Eine Million Euro: Ein unmoralisches Angebot

Geld oder Leben?

Das Leben steckt voller Unsicherheiten. Bis zum Ende. Von dem sagten schon die alten Römer: Mors certa, hora incerta - es kommt zwar ...

... mit tödlicher Sicherheit, wann, ist aber ungewiss. Es wäre deshalb ein ausgesprochen unsicheres Geschäft, ein Lebensjahr für eine Million Euro zu verkaufen. Vielleicht ist das irdische Dasein ja morgen schon beendet - oder der Euro ist nichts mehr wert, Hellas und den anderen europäischen Finanzstrategen sei's gedankt!

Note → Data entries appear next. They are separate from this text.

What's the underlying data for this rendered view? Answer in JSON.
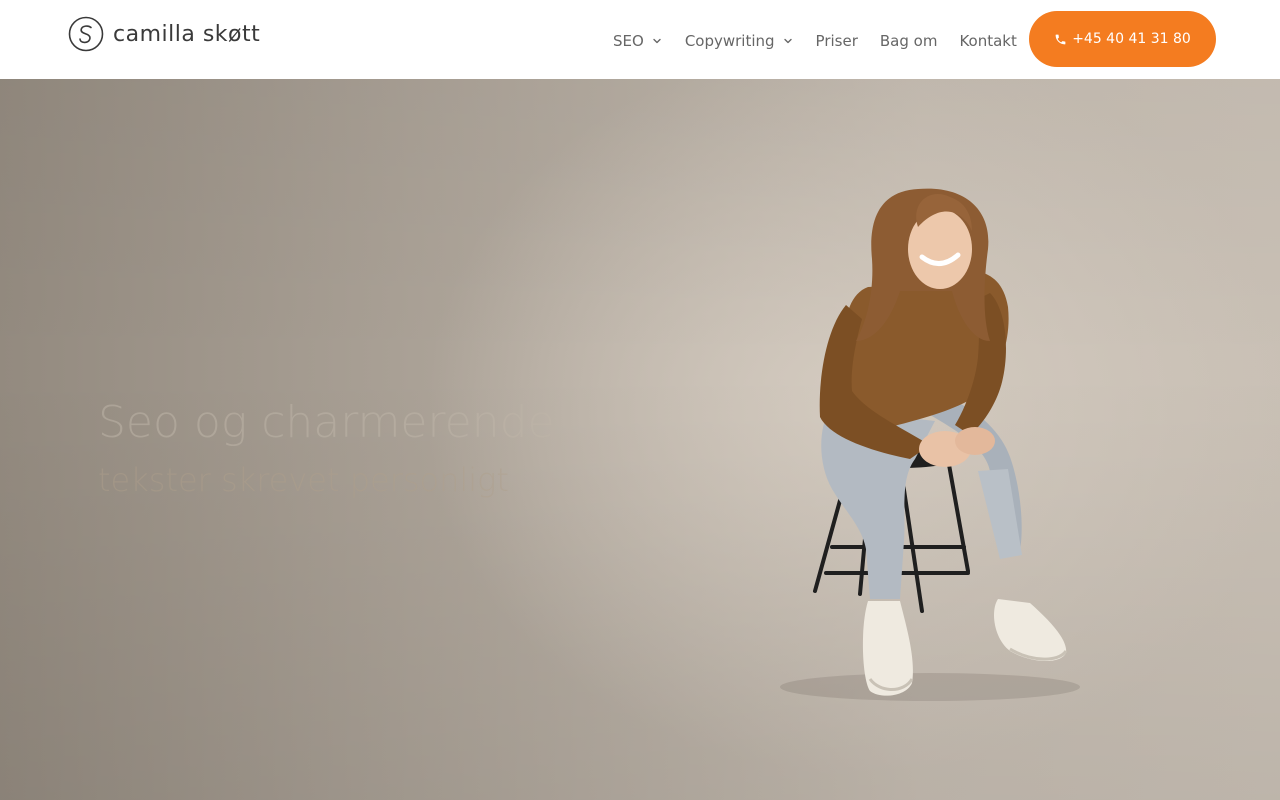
{
  "brand": {
    "name": "camilla skøtt",
    "logo_icon": "spiral-s-icon"
  },
  "nav": {
    "items": [
      {
        "label": "SEO",
        "has_dropdown": true,
        "dropdown_icon": "chevron-down-icon"
      },
      {
        "label": "Copywriting",
        "has_dropdown": true,
        "dropdown_icon": "chevron-down-icon"
      },
      {
        "label": "Priser",
        "has_dropdown": false
      },
      {
        "label": "Bag om",
        "has_dropdown": false
      },
      {
        "label": "Kontakt",
        "has_dropdown": false
      }
    ]
  },
  "cta": {
    "phone": "+45 40 41 31 80",
    "icon": "phone-icon"
  },
  "hero": {
    "headline": "Seo og charmerende",
    "subline": "tekster skrevet personligt",
    "image": "woman-sitting-on-stool-photo"
  },
  "colors": {
    "accent": "#f47c20",
    "nav_text": "#666666",
    "logo_text": "#3a3a3a",
    "hero_background": "#bfb6ab"
  }
}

Trotz all dieser Unwägbarkeiten wäre aber jeder fünfte Deutsche bereit, für eine Million Euro ein Jahr früher zu sterben. Zu diesem Ergebnis kommt zumindest eine Emnid-Studie im Auftrag des Magazins "Reader's Digest". Bei den als besonders sparsam geltenden Schwaben würde sogar jeder Vierte das Geld nehmen. Vermutlich werden sie kühl kalkulieren, dass ihre angeborene Arbeitswut sie ohnehin früher als biologisch vorgesehen ins Grab bringt - ohne je eine Million erreichen zu können. Auch Jüngere würden in der irrigen Annahme, über nahezu unbegrenzte Zeit zu verfügen, dem Geschäft eher zustimmen. Windiger als die meisten Börsengeschäfte ist dieses unmoralische Angebot schließlich auch nicht.

Menschen in Brandenburg, Sachsen-Anhalt und Mecklenburg-Vorpommern stimmten dem Handel am wenigsten zu. Außerdem würden mehr Männer (23 Prozent) als Frauen (17 Prozent) auf den Deal eingehen, ebenso eher Reiche als Arme. Das kann getrost als Beleg für die alten Lebensweisheiten gelten, dass Geld zumindest partiell den Charakter verdirbt und allein nicht glücklich macht.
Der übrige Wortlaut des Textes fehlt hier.